Recent headlines have used panicked terms — “plunge” and “record lows” — to describe price trends. Yet current declines have been quite moderate — and understandable, given last year’s rally driven by the homebuyer tax credit program. That program’s effect could never be sustained because of the record low levels of equity Americans hold in their homes today. Without a substantial pool of equity, there isn’t the demand necessary to get the market moving again.
Recent declines are simply the market sagging back to its previous floor.
In fact, home price declines have slowed substantially. Short of some government plan to wipe away a substantial portion of existing mortgage debt, nothing can reverse this but time.

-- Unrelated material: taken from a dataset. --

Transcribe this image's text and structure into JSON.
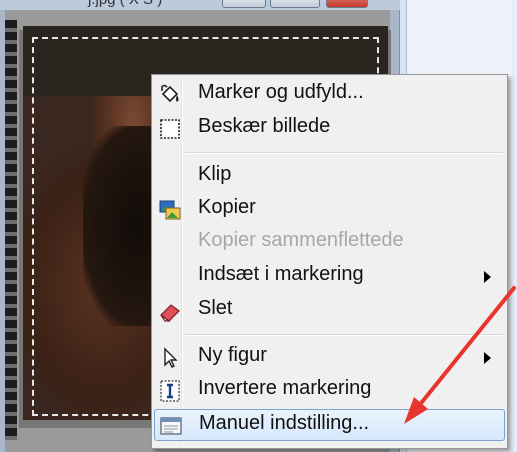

There is a silver lining to this grim real estate reality, however. While Sacramento politicians continue to worry about the effect of taxes and regulations on the business climate, the biggest barriers to our state’s future success may be our incredibly high housing costs.
Many pundits deride California for losing ground to business-friendly Texas, yet most of the comparisons between the two states are empty — both states grew considerably faster than the nation in the 15 years prior to the recession, despite substantial differences in taxes and regulations.
Here is a California/Texas statistic that often turns heads: Despite the fact Texas has a smaller government (as measured by spending) than California, there are relatively more public employees in Texas. The reason: The average public employee in Texas is paid one-third less than his or her California counterparts.
But in one way Texas clearly beats us. That’s in housing. The most expensive housing market in Texas is Austin, which boasts a median home price of below $200,000, less than one-third of the median home price in San Jose and almost equal to the hard-hit Riverside County housing market.
It’s no wonder then that Texas can have more public employees but still spend considerably less on worker pay and benefits. When housing is so much cheaper, workers simply don’t need to be paid as much to provide an equivalent standard of living. The same idea carries over to the private sector.
High housing costs burden those who want a bigger home and those who don’t own a home. This is especially true in California where affordability, despite the record drop in home prices, is still the second worst in the United States. This implies that businesses need to pay workers more so they can afford housing — and it takes spending away from other parts of the consumer economy.
It’s time to reassess our thinking about what is good for California. The next time state officials fly to Texas to find out how Texans create jobs, they should spend less time with the governor talking about taxes, and more time with Texas builders finding out how to make housing so affordable.